In an interview, Press Secretary Angel A. Demapan said the administration is not completely closing its doors on the proposal to get the CNMI into the Supplemental Nutrition Assistance Program or SNAP.
The administration’s only concern, Demapan said, is the commonwealth’s “inability to absorb the additional cost” of shifting from the existing nutrition assistance block grant to SNAP as proposed in Congressman Gregorio Kilili C. Sablan’s H.R. 1465 or the AYUDA Act.
Demapan said under the current Nutrition Assistance Program, the CNMI receives federal assistance for eligible families. Under SNAP, the commonwealth will pay for certain costs.
He said given the financial challenges CNMI faces, “the government is not exactly prepared at this point to take an additional burden of cost.”
Demapan said transitioning to SNAP will bring more funding for food stamps but “it would also burden the commonwealth with the millions of dollars in administrative cost.”
The administrative cost according to Congressman Gregorio Kilili C. Sablan would be $600, 000.
The U.S. Department of Agriculture’s program accountability and budget division, in a April 2009 letter to regional SNAP directors, said “the state agency may spend the ARRA funds for any allowable SNAP administrative costs.”

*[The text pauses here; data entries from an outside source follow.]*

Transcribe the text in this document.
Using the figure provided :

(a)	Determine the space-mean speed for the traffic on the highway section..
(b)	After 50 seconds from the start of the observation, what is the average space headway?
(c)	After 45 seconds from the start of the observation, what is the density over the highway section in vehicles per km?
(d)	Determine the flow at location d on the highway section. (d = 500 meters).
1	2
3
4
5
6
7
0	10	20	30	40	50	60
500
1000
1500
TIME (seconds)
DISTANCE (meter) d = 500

But the USDA added, “While a state agency may use the current ARRA funds to supplant current administrative costs, it would lose the federal 50 percent match on the state funds that were supplanted with ARRA funds.”
Demapan said Gov. Benigno R. Fitial understood the concerns raised by Sablan.
But the administration through the Department of Community and Cultural Affairs is already in the process of negotiating with USDA’s Food and Nutrition Service, he added.
There are certain stages that DCCA must go through and those are what the department is doing now, Demapan said.
DCCA was scheduled to appear before a panel for review and determination last week and the administration is now waiting for the result, he added.
“DCCA and the NAP office have continuously been working alongside their federal counterparts on this issue. So to come out and say that the administration is ignoring the issue is not right,” Demapan said.
The Fitial administration, he added, does not want to undermine the local officials’ efforts by going in a different direction.